On the Street

About 8:15 on Friday night I headed downtown on my bike to the Alamo. The Downtown Highlife Bicycle Club was having its monthly ride. For those unfamiliar with the event, it begins at 9 p.m. on the last Friday of the month at the Alamo.

When I arrived I found a small, diverse group of white people on bikes — a few students, some bike collectors, a landscaper, a teacher, and a bike mechanic, ranging in age from 20 to 62. We were a lucky baker’s dozen and after some catching up and introductions be-tween new acquaintances, we headed off.

Our destination was Woodlawn Lake but our route took us first north toward San Antonio College. We snuck through the SAC parking lot and then cruised west through San Pedro Park. I hadn’t been to the park for a long time so it was good to see the successful restoration.

After briefly riding north on Flores, we doglegged around Ashby to Blanco and took a short break at the corner of Ashby and Blanco — the previous location of Mr. Taco, back when they had pay televisions at every booth.
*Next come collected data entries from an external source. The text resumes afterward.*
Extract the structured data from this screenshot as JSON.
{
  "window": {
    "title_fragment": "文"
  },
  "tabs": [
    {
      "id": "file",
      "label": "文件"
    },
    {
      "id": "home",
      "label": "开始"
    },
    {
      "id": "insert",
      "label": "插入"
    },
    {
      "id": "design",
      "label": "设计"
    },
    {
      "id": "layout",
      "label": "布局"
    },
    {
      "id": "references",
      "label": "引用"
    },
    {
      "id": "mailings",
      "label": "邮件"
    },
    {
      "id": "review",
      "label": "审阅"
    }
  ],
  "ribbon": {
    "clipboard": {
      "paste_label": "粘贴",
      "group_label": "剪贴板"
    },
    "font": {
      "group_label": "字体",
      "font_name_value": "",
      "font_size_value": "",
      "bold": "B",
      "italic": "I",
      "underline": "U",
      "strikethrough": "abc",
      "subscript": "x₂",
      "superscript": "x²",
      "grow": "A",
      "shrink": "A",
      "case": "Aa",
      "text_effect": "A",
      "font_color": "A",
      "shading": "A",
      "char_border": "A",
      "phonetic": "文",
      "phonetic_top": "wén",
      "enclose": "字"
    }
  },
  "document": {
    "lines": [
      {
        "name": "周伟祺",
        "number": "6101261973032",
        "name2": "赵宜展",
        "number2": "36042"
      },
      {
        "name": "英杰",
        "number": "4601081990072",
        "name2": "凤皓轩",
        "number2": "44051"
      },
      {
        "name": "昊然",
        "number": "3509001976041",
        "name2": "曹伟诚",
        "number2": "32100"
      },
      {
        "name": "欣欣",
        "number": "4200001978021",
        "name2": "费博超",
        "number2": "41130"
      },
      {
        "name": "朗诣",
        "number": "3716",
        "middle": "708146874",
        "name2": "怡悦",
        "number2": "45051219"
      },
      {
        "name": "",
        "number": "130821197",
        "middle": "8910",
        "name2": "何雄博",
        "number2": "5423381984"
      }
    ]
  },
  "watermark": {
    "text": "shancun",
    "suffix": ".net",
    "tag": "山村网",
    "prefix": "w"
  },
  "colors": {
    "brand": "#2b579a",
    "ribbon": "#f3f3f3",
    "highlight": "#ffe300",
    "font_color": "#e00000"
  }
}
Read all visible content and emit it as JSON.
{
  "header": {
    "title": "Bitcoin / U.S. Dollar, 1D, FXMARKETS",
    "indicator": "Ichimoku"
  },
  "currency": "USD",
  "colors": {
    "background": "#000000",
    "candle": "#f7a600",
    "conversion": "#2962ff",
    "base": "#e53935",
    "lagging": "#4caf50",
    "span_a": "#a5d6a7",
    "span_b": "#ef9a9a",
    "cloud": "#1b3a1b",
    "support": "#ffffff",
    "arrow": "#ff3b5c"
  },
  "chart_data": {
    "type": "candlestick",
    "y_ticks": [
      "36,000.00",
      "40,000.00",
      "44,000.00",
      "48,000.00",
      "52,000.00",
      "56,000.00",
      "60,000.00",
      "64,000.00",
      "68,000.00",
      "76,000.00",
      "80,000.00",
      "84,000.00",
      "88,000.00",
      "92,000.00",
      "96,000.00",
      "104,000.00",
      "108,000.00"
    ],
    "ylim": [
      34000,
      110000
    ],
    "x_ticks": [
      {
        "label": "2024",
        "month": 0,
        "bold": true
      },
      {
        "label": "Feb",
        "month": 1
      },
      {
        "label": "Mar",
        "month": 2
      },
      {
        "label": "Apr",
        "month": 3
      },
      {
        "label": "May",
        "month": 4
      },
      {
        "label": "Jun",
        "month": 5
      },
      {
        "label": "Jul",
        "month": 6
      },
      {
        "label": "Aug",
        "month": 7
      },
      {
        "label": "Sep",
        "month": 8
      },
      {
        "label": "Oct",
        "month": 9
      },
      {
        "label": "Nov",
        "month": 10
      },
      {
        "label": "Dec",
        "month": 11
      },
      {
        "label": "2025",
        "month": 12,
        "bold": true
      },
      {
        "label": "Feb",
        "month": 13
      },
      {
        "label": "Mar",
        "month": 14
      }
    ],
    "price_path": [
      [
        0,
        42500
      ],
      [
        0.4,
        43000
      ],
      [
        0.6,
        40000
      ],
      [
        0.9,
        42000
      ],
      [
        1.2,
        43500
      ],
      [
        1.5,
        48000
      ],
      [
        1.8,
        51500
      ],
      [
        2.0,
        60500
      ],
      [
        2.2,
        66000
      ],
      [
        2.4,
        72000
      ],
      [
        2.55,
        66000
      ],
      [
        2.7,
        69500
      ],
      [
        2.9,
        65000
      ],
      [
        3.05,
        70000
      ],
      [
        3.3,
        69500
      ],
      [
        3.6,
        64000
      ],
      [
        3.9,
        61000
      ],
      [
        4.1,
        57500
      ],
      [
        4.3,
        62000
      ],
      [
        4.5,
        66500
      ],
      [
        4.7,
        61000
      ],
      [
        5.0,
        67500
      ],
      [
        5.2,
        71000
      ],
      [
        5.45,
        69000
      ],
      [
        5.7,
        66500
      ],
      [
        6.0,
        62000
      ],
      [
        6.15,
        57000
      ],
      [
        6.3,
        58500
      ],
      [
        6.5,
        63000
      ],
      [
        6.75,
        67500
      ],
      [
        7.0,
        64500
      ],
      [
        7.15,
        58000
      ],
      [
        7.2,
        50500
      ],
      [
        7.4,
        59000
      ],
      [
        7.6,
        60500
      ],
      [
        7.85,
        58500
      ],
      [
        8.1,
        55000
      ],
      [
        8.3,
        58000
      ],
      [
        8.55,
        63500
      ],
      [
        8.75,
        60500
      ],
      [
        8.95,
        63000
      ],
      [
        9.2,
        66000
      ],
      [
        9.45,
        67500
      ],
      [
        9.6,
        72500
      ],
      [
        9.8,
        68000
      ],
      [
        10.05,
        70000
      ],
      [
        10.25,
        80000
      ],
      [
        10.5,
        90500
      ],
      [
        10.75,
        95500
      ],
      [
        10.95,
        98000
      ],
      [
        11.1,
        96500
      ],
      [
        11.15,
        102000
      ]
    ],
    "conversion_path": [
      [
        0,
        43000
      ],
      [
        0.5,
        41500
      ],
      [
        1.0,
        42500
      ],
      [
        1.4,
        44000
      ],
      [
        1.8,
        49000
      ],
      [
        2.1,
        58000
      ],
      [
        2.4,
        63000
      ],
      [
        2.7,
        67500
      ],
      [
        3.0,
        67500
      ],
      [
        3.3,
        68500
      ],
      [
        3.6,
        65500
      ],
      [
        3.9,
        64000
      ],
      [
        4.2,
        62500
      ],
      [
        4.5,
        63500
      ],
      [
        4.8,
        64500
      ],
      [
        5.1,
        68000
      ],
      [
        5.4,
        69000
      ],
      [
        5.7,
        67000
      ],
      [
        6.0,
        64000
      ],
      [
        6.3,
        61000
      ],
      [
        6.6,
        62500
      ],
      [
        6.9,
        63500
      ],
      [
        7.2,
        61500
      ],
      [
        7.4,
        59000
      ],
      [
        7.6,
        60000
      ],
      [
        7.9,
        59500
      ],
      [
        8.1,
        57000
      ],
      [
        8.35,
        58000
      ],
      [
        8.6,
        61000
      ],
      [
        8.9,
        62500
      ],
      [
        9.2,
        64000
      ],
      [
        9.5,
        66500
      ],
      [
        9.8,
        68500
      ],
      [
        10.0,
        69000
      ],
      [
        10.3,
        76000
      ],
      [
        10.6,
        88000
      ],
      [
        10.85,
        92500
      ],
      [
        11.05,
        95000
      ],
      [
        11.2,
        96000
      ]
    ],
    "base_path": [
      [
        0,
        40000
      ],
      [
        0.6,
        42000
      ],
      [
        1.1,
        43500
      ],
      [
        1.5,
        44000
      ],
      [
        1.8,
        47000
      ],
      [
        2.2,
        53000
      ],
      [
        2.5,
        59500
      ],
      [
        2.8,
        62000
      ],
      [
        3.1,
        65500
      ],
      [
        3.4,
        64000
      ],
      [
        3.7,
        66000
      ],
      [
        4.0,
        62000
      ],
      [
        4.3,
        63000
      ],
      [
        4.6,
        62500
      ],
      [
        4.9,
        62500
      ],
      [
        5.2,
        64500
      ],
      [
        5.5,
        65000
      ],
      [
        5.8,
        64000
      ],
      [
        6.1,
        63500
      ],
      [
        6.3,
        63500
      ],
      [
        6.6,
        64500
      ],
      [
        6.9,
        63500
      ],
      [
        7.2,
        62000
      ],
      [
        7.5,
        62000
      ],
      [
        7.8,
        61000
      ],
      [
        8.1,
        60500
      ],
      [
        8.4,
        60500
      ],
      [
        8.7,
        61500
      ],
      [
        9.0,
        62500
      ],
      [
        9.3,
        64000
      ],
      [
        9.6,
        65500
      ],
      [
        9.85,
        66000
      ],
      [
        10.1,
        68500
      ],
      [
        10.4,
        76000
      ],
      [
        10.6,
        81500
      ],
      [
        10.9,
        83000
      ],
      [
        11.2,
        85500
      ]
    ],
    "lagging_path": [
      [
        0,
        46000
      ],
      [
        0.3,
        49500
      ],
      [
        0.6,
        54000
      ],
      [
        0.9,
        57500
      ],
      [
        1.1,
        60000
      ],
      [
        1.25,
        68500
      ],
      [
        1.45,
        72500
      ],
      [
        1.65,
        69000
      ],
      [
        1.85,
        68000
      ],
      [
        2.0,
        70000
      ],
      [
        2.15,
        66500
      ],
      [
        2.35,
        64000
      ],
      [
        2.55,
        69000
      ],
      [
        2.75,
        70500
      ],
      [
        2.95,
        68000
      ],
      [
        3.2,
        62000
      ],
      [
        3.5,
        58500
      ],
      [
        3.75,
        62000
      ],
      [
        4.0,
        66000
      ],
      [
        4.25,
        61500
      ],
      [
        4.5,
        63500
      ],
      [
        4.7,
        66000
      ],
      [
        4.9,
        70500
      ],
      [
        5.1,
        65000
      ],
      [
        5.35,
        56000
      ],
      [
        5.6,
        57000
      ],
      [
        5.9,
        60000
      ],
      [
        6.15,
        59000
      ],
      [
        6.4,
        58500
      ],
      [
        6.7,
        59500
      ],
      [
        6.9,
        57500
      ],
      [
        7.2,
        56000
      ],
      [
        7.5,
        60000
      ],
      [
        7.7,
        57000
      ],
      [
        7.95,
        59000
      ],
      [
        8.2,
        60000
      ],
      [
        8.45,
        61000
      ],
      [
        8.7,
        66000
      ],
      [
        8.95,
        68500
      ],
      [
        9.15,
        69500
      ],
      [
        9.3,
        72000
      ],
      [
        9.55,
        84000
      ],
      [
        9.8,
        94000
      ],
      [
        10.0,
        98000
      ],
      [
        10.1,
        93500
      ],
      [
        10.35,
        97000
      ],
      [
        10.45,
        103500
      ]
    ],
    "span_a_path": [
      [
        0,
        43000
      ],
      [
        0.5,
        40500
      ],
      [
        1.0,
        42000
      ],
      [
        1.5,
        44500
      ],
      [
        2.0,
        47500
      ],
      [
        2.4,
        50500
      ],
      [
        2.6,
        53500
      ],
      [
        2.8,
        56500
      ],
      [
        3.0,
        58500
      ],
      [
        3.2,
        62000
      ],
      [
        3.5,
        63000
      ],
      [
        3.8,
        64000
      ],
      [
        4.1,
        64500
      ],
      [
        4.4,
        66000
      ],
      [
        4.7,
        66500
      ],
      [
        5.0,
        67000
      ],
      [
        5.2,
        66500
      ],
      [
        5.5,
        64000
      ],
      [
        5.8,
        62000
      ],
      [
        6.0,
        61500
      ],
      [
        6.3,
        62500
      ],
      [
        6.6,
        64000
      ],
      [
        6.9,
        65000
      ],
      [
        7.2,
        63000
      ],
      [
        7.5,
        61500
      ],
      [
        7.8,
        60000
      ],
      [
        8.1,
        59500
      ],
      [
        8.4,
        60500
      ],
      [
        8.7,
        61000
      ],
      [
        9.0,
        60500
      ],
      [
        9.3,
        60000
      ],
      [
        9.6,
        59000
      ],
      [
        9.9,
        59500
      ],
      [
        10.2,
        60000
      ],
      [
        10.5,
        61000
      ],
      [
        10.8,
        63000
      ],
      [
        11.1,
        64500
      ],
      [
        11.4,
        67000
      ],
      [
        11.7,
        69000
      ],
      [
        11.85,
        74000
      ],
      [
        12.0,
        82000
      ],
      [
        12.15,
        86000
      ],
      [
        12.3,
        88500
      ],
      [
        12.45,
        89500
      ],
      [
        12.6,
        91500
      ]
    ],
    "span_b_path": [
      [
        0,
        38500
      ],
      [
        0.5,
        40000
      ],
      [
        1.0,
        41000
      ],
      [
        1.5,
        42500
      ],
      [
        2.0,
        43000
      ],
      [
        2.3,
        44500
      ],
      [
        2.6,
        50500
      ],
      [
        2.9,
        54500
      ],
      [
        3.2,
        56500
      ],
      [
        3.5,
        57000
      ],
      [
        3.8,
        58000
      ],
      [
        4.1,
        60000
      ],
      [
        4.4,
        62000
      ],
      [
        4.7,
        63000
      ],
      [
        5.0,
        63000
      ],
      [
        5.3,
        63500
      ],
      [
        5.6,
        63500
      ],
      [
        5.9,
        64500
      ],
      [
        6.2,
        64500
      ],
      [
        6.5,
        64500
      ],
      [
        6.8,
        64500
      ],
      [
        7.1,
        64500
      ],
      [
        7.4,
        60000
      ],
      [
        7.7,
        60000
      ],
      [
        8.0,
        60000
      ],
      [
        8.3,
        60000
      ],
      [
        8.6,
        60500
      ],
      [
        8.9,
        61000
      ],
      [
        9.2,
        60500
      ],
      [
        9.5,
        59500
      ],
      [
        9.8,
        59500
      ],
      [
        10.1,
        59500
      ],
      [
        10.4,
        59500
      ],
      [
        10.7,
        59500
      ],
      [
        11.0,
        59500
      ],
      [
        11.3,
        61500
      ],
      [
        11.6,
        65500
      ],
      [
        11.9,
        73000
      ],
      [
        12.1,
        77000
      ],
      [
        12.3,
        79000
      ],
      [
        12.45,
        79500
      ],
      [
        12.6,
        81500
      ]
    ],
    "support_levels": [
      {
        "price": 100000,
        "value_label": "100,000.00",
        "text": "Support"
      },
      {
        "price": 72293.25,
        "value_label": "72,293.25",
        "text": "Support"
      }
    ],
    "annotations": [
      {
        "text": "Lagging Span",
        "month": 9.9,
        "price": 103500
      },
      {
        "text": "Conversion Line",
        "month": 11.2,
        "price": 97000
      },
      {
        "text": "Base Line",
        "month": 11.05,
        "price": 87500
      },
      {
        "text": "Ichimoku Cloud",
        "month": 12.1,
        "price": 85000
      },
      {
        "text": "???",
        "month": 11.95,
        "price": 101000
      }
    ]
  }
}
After raising the eyebrows of a few kids waiting for the bus, we began a straight shot west on Cincinnati. Cincinnati begins inauspiciously at Blanco and it has the faded glamour of a forgotten boulevard most likely done in by the construction of I-10.

A few blocks later we rode triumphantly underneath the Josephine Tobin arch welcoming us to Woodlawn Lake. At night the lake really is a sight to behold. Curving around the west end of the lake I spotted a building that used to be the Peacock Military Academy. At the turn of the century, the previous century, this was the historic West End, and I remember reading about the famous filmmaker King Vidor, who went to school at Peacock. As a side note, Vidor has the longest career of any filmmaker, having shot his first one-reeler in 1913 about the great Galveston flood. He made his last film in 1980 right before his death. That’s longevity.

We biked back east on Woodlawn and then south on Flores into downtown. As we neared Travis Street a discussion began about what bar to hit. Travis 151 doesn’t have good bike parking — funny but true. The Esquire, someone informed me, just closed for remodeling. Everyone but me had heard this story and when I asked why the facelift, the chorus was something about remodeling to be more family-friendly. Jeez. The Esquire was probably the last place in town where you could still be approached by a guy with a trench coat full of watches for sale. And I mean that in a good way.

We settled on La Tuna and headed south on St. Mary’s, riding next to a group of classic cars wandering downtown, looking for a ZZ Top music video to hang out in it seemed. They would rev their engines and burn rubber and then drive for a block and stop at a red light. The fact that we pretty much stayed with them all the way until Southtown must have created an existential crisis for them. South of Durango they floored it and took off for good — and us, we kept on riding.